製法…今年は目立ったものが無く
ブラックもトクホも一段落したのか、今年は製法面で目立った品が無かったのではないかと思います。トクホも缶コーヒーではブレンディの他で大手メーカー品はジョージアの『エメラルドマウンテンブレンド デイリーオリゴ ブラック』くらいでしょうか。
懸賞…もはや懸賞は販促にならない?
各社で懸賞を競い合ったのは10年以上前ではないでしょうか。昨年の大きな懸賞というとジョージアくらいでした。毎年ジョージアの懸賞に燃える私ですが、今シーズンの当たりはあまり良くなかった気がします。ネット利用の懸賞だと、たくさん応募して確率的に一等賞を狙うことが難しくなっているということもあるのでしょう。
宣伝…ボスの一人勝ちだがファイアの謎は?
サントリーボス『宇宙人ジョーンズ』編は第49回ACC CMフェスティバルのグランプリを取ってしまいました。もう別格と言ってもよいでしょう。
この秋に話題になったのがキリンファイアでエンゼルスの松井秀喜選手が登場したCMですね。『赤いヘルメットをかぶっていたのはエンゼルス移籍の伏線ではなかったのか』という話がありました。実際はファイアが赤い缶だったからなのでしょうけど。
期待はずれだったのがジョージア。明石家さんまさんのCMは尻切れトンボで終わりましたし、現在の片瀬那奈さんと小出恵介さんのCMも中途半端な気がします。水着になる必要性も無いと思うのですが。以前だったらグラビアアイドルが登場するところが、『大人の女性』を登場させたということは、缶コーヒーを飲む年齢層が上がっているとも考えられます。
考察…サッポロはどこへ行く?
一昔前ですと、缶コーヒーの競争はコカ・コーラvsビールメーカーという図式が成り立っていたのですが、ビールメーカーの中で1社、サッポロはアサヒ、キリンから大きくシェアを引き離されております。かつては『ビーンズ』や『ジャック』などで他社と互角の戦いを行っていたのですが、『生粋』になってからはコンビニやスーパーなどでほとんど見かけません。

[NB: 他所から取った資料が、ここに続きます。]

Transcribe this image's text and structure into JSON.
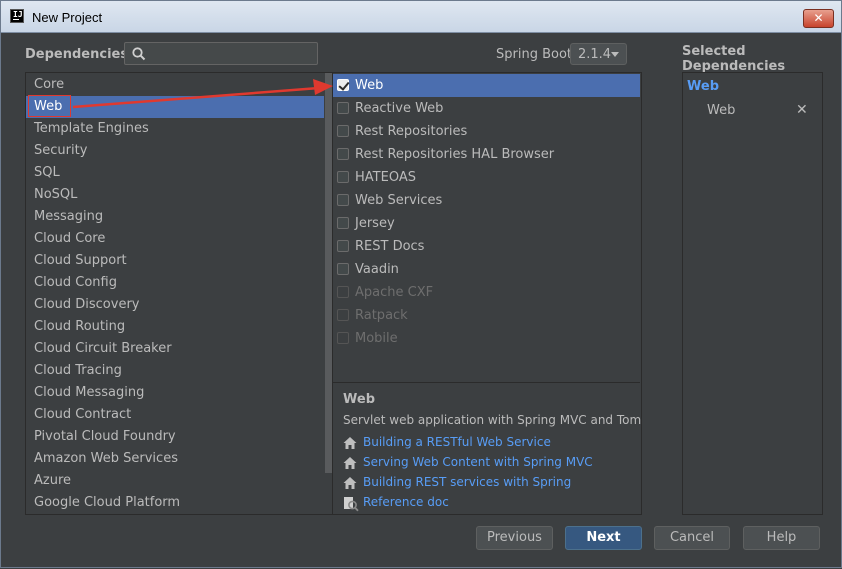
{
  "window": {
    "title": "New Project",
    "app_icon_text": "IJ",
    "close_label": "✕"
  },
  "header": {
    "dependencies_label": "Dependencies",
    "search": {
      "value": "",
      "placeholder": ""
    },
    "spring_boot_label": "Spring Boot",
    "spring_boot_version": "2.1.4",
    "selected_label": "Selected Dependencies"
  },
  "categories": {
    "selected_index": 1,
    "items": [
      "Core",
      "Web",
      "Template Engines",
      "Security",
      "SQL",
      "NoSQL",
      "Messaging",
      "Cloud Core",
      "Cloud Support",
      "Cloud Config",
      "Cloud Discovery",
      "Cloud Routing",
      "Cloud Circuit Breaker",
      "Cloud Tracing",
      "Cloud Messaging",
      "Cloud Contract",
      "Pivotal Cloud Foundry",
      "Amazon Web Services",
      "Azure",
      "Google Cloud Platform"
    ]
  },
  "dependencies": {
    "items": [
      {
        "label": "Web",
        "checked": true,
        "selected": true,
        "enabled": true
      },
      {
        "label": "Reactive Web",
        "checked": false,
        "selected": false,
        "enabled": true
      },
      {
        "label": "Rest Repositories",
        "checked": false,
        "selected": false,
        "enabled": true
      },
      {
        "label": "Rest Repositories HAL Browser",
        "checked": false,
        "selected": false,
        "enabled": true
      },
      {
        "label": "HATEOAS",
        "checked": false,
        "selected": false,
        "enabled": true
      },
      {
        "label": "Web Services",
        "checked": false,
        "selected": false,
        "enabled": true
      },
      {
        "label": "Jersey",
        "checked": false,
        "selected": false,
        "enabled": true
      },
      {
        "label": "REST Docs",
        "checked": false,
        "selected": false,
        "enabled": true
      },
      {
        "label": "Vaadin",
        "checked": false,
        "selected": false,
        "enabled": true
      },
      {
        "label": "Apache CXF",
        "checked": false,
        "selected": false,
        "enabled": false
      },
      {
        "label": "Ratpack",
        "checked": false,
        "selected": false,
        "enabled": false
      },
      {
        "label": "Mobile",
        "checked": false,
        "selected": false,
        "enabled": false
      }
    ]
  },
  "info": {
    "title": "Web",
    "description": "Servlet web application with Spring MVC and Tomcat",
    "links": [
      {
        "icon": "home-icon",
        "label": "Building a RESTful Web Service"
      },
      {
        "icon": "home-icon",
        "label": "Serving Web Content with Spring MVC"
      },
      {
        "icon": "home-icon",
        "label": "Building REST services with Spring"
      },
      {
        "icon": "reference-doc-icon",
        "label": "Reference doc"
      }
    ]
  },
  "selected": {
    "group": "Web",
    "items": [
      {
        "label": "Web",
        "remove": "✕"
      }
    ]
  },
  "buttons": {
    "previous": "Previous",
    "next": "Next",
    "cancel": "Cancel",
    "help": "Help"
  },
  "colors": {
    "background": "#3c3f41",
    "selection": "#4b6eaf",
    "link": "#589df6",
    "annotation": "#e0392f",
    "default_button": "#365880"
  }
}
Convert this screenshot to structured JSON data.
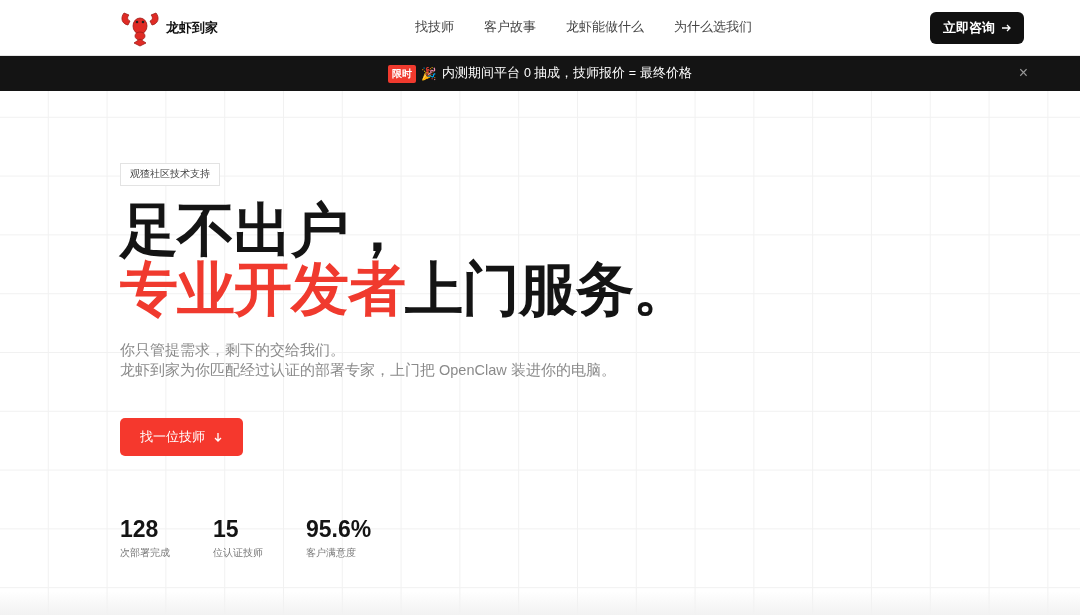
{
  "brand": {
    "name": "龙虾到家"
  },
  "nav": {
    "links": [
      "找技师",
      "客户故事",
      "龙虾能做什么",
      "为什么选我们"
    ],
    "cta": "立即咨询"
  },
  "announcement": {
    "tag": "限时",
    "emoji": "🎉",
    "text": "内测期间平台 0 抽成，技师报价 = 最终价格",
    "close": "×"
  },
  "hero": {
    "badge": "观猹社区技术支持",
    "heading_line1": "足不出户，",
    "heading_accent": "专业开发者",
    "heading_rest": "上门服务。",
    "lead": [
      "你只管提需求，剩下的交给我们。",
      "龙虾到家为你匹配经过认证的部署专家，上门把 OpenClaw 装进你的电脑。"
    ],
    "button": "找一位技师",
    "stats": [
      {
        "value": "128",
        "label": "次部署完成"
      },
      {
        "value": "15",
        "label": "位认证技师"
      },
      {
        "value": "95.6%",
        "label": "客户满意度"
      }
    ]
  }
}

昨年8月、ポッカと資本・業務提携を行ったことから、ポッカコーヒーやキレートレモンなどをサッポロ自販機で販売するのではと予想していたのですが、そのようなアクションはまだ起きておりません。まだコラボレーションを行うほど時間が経っていないとも言えますが。サッポロビールの販売網でポッカ製品の販売を行うことにはなるのでしょうか?
2010年の缶コーヒーを予測する
昨今のデフレ基調は当面続くところから考えますと、缶コーヒーにおいても安価品傾向は続くことでしょう。ジョージアが安価バージョンを出したところから考えますと、大手メーカーも現在販売している通常品のほかに、初めから量販店や企業内自販機用として企画される商品が出てくるのではないかと予想します。
また、チョココーヒーのような、デザート系でも無糖ブラックではない『第三の道』が登場すると予想します。それは何回も書いていますが、『女性向け缶コーヒー』であると考えます。伊藤園は以前から女性向けコーヒーの模索を続けておりますが、タリーズブランドや前述の『W』などで、女性に受ける缶コーヒーの『公式』ができつつあるのではないでしょうか。また今年も前向きに期待していきたいと思います。